派遣契約の紹介料条項が、派遣社員直雇用の妨げになっている?


 

派遣先、派遣元(派遣会社)間の派遣契約または派遣社員の明示書などで、以下のような項目があっても、労働者派遣法第33条違反で無効となり強制力はありません。
(参考:派遣社員を直接雇用する場合は、派遣会社に手数料を払わなければいけないのか? )

 

・(派遣契約終了後に)派遣先が派遣社員を直雇用したら派遣会社に紹介料/違約金を払う
・派遣契約終了後の派遣先の派遣社員直雇用を禁止
など

 

しかし、あわよくば紹介料/違約金をもらおうとの考えからか違法性が指摘されている項目を契約書に入れている派遣契約が多くあるようです。
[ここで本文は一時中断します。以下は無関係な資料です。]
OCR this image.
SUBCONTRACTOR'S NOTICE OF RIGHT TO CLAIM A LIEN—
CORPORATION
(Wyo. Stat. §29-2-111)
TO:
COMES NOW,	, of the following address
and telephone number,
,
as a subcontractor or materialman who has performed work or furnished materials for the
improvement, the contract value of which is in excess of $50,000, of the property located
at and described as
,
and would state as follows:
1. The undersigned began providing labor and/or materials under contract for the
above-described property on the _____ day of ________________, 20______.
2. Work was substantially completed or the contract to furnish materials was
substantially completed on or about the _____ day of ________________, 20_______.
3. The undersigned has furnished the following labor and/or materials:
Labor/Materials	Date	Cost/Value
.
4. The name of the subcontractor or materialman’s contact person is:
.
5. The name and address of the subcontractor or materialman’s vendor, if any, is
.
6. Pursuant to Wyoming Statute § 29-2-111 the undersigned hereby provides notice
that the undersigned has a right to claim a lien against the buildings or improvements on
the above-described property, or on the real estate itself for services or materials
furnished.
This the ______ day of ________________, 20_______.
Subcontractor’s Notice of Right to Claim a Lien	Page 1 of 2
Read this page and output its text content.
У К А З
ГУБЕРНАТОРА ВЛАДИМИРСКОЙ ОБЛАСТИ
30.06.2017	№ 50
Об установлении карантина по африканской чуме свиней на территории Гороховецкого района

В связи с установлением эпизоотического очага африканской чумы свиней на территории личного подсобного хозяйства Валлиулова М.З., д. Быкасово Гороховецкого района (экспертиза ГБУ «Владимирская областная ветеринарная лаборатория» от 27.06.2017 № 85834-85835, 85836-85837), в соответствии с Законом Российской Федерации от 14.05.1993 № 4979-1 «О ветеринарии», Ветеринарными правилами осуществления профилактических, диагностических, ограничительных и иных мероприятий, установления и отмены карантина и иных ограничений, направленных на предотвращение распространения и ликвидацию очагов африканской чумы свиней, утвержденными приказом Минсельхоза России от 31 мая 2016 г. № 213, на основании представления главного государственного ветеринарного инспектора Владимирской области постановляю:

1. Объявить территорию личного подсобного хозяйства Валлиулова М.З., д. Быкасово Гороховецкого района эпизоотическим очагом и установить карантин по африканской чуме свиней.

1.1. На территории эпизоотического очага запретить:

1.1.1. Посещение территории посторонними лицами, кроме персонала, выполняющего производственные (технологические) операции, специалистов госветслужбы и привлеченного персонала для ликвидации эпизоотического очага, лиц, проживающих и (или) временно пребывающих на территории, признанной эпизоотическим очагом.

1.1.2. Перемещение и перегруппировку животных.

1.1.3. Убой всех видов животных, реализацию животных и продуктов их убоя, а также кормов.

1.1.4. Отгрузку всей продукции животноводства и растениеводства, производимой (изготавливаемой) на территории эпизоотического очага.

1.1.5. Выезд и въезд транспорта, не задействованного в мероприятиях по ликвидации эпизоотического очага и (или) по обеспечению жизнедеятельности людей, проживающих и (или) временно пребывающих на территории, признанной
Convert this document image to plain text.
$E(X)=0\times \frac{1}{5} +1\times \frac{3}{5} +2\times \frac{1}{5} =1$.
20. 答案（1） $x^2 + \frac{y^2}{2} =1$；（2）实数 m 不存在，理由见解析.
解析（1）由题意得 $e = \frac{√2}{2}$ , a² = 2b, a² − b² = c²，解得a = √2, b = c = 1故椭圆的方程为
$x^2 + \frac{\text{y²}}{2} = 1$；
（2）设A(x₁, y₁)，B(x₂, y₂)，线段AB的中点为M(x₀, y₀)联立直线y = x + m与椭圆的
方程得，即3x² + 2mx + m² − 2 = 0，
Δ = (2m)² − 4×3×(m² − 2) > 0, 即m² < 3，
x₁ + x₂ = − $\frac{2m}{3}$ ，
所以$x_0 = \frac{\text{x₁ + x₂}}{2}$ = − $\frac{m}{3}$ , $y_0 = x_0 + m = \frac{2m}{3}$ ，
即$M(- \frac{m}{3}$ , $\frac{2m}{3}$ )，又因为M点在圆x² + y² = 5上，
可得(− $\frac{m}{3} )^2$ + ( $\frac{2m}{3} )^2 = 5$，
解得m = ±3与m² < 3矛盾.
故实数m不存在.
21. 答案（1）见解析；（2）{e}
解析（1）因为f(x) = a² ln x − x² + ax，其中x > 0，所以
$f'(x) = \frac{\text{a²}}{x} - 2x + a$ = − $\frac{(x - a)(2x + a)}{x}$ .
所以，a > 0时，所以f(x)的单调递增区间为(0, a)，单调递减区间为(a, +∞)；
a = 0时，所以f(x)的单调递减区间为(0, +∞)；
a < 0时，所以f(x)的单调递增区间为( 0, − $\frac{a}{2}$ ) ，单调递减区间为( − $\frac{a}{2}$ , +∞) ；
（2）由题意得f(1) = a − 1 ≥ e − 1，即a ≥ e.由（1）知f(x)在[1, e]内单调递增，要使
法的に紹介料支払いの拒否は問題は無くても、この項目により派遣先の腰が引けて、直雇用の話が無しになるケースもあるようです。
派遣会社の不当な紹介料強要により、派遣社員の一生に関わる話が台無しになることがあるのだから酷い話です。
(当たり前ですが、派遣会社は派遣社員のその後の雇用を保証はしてくれません。派遣先との契約が更新されなければ登録型派遣は仕事を失います。)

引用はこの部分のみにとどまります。